Having sat out the 7-1 semi-final humiliation against Germany, Thiago might have expected to be spared some of the naval gazing, especially given his defensive partner David Luiz’s erratic displays during the tournament. So perhaps his reputation as an emotionally incontinent captain took him by surprise.

The PSG centre-half went public on his disappointment at being passed over for the armband, “He [Dunga] didn't come to speak to me, I spoke to nobody in fact. That's what annoys me a bit. I'm not going to tell you I'm happy as it's not true. I have the impression that something that belonged to me has been taken away. Losing the armband is painful."

Dunga’s response was typically unsympathetic. He dropped Silva from the squad altogether, feeling that Silva’s ‘outburst’ was further evidence of his emotional instability. Which is pretty remarkable from a character like Dunga, nicknamed ‘Dunga the Angry’ by the Brazilian press. (His nickname ‘Dunga’ is Portuguese for ‘Dopey’, a tag his uncle gave him as a child due to his resemblance to the character from Snow White and the Seven Dwarves- hence, ‘Dopey the Angry’).

Silva was banished from the squad, until the 2015 Copa América, when he earned a shot at redemption. Dunga surprisingly picked him for the squad in Chile. David Luiz confirmed his unreliability when he made a horrendous error in the opening minutes of the opening match against Peru. Dunga wobbled and dropped Luiz in favour of Silva. It looked like Thiago Silva had been ushered in from the cold, when in fact, he was just warming up for another spell of isolation.

The Seleção led Paraguay in the quarter-final, until the 71 st minute, when Silva inexplicably reached up and punched a cross in his penalty area. Paraguay equalised from the spot. The game eventually went to penalties and in the build-up to the shootout, this time Silva was not on his haunches in the semi-circle with his back turned. This time he was fending off an inquisition from his own teammates.

Robinho led the debate, in which he made absolutely no attempt to disguise his bafflement, constantly waving his arm in the air in Silva’s face. Around an hour after the incident had taken place, Silva’s teammates wanted to know what on earth he was thinking in that moment of madness. Perhaps unsurprisingly against this backdrop of mutiny, Brazil lost the resulting shootout.

The incident redoubled Dunga’s suspicion that Silva was too emotionally unstable to rely on. He never picked him again. The PSG captain had to wait another year, until Dunga’s painful reign was brought to an end by a disastrous group stage exit at the 2016 Copa América. The CBF went cap in hand to Tite, easily the most gifted Brazilian coach of his generation. Tite reintroduced Silva into the fold, but only as a first reserve.
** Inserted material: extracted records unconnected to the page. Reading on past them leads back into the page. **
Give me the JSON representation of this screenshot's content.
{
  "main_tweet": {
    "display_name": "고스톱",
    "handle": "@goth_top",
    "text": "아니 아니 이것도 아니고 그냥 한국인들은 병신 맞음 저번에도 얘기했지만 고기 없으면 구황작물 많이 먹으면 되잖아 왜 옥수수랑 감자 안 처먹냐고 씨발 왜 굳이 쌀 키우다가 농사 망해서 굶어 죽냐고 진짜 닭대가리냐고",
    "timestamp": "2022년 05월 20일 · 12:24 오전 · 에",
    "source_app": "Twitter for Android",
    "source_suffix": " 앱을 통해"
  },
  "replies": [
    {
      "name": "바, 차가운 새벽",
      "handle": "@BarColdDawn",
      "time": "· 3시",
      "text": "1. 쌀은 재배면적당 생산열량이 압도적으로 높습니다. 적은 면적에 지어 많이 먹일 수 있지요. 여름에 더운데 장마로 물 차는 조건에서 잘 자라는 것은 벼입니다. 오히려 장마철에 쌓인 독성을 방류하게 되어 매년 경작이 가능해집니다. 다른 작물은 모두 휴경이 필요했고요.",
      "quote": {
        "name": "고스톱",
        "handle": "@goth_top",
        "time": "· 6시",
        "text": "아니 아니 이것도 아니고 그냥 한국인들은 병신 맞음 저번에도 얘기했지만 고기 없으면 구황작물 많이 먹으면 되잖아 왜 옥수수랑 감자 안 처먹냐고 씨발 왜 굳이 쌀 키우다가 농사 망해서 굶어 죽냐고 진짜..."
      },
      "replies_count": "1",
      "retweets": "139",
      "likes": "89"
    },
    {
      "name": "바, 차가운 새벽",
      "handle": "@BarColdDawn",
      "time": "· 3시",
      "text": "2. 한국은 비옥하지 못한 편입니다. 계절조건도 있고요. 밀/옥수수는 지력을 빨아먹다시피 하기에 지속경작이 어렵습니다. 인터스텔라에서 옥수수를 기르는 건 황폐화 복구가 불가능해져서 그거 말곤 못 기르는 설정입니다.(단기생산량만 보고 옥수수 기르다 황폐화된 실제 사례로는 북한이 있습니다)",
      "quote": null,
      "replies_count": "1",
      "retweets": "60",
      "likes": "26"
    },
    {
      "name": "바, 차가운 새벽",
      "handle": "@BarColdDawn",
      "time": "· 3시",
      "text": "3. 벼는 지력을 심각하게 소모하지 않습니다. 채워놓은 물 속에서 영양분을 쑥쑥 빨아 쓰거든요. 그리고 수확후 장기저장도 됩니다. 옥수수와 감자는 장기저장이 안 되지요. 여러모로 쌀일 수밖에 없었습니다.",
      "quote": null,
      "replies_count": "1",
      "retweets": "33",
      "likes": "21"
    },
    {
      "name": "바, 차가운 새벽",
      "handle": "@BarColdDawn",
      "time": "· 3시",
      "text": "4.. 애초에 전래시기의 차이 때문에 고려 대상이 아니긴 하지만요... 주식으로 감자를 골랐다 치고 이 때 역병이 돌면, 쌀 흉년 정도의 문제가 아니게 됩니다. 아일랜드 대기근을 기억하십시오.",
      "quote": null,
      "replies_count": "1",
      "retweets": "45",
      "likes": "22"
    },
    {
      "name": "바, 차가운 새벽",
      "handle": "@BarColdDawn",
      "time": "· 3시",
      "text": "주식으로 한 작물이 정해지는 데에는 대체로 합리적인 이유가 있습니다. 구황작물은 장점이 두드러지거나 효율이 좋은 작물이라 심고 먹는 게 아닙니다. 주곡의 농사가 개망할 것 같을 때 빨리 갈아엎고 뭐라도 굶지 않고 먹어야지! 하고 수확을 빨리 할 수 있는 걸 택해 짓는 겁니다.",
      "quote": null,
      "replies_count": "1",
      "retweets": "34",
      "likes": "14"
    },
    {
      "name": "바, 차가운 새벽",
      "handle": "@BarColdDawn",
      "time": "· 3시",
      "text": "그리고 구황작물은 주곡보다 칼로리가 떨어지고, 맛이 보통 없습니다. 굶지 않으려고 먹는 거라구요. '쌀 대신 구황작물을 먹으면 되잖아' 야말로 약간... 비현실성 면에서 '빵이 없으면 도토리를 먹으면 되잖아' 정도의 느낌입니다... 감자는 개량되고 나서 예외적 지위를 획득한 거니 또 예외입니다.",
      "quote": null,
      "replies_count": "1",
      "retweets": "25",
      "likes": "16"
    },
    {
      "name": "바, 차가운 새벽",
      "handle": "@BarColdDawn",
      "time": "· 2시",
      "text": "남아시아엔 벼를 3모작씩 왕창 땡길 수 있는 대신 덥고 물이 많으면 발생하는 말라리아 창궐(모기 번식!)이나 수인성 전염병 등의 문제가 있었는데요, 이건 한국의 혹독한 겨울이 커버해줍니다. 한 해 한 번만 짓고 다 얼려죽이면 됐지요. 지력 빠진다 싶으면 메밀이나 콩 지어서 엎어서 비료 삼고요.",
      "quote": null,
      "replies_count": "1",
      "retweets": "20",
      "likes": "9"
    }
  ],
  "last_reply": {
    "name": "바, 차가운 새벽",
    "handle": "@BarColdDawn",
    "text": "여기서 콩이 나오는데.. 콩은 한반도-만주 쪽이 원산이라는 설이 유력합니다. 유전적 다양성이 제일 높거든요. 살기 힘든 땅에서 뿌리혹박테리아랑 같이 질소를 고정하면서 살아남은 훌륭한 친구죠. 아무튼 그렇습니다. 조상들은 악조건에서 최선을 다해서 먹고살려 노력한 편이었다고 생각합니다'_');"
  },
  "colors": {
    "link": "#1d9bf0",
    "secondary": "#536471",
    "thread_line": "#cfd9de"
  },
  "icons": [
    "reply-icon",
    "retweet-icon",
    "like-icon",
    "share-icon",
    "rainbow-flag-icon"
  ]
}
Instead, the new coach gave Silva’s PSG apprentice Marquinhos the chance to form a symbiotic partnership with João Miranda.

The upshot was that Brazil conceded only once in Tite’s opening eight matches, so there was little need to change. Thiago kept his lip buttoned, kept clocking in and kept returning to Paris with no further caps to add to his collection. That was until March, when Marquinhos picked up an injury and opened the door for his clubmate.

Silva was exemplary in a hard fought 1-0 win in Berlin. Alongside the equally experienced Miranda, he provided assurance, a steady hand and economic passing from the back. It’s true that Brazil have occasionally been guilty of over valuing largely insignificant wins against European opposition in the past. Who can forget the 2013 Confederations Cup triumph against a half interested Spain side, which over inflated Scolari’s opinion of his squad?

But Tite has not treated these friendlies like friendlies at all. Brazil’s qualification for Russia was sealed over a year ago and ever since, every game has been treated as a meticulous part of this summer’s preparation (with the possible exception of a couple of commercially driven exhibition matches against Australia and Argentina in Sydney last summer).

Performing so masterfully in Berlin appears to have convinced Tite to reinvest faith in the 33 year old. Silva turns 34 in September and once Russia is done and dusted, Tite will have to look beyond the ageing pair of Silva and Miranda (as well as 34 year old Dani Alves). But this summer represents a four year road to redemption for Thiago Silva’s international career.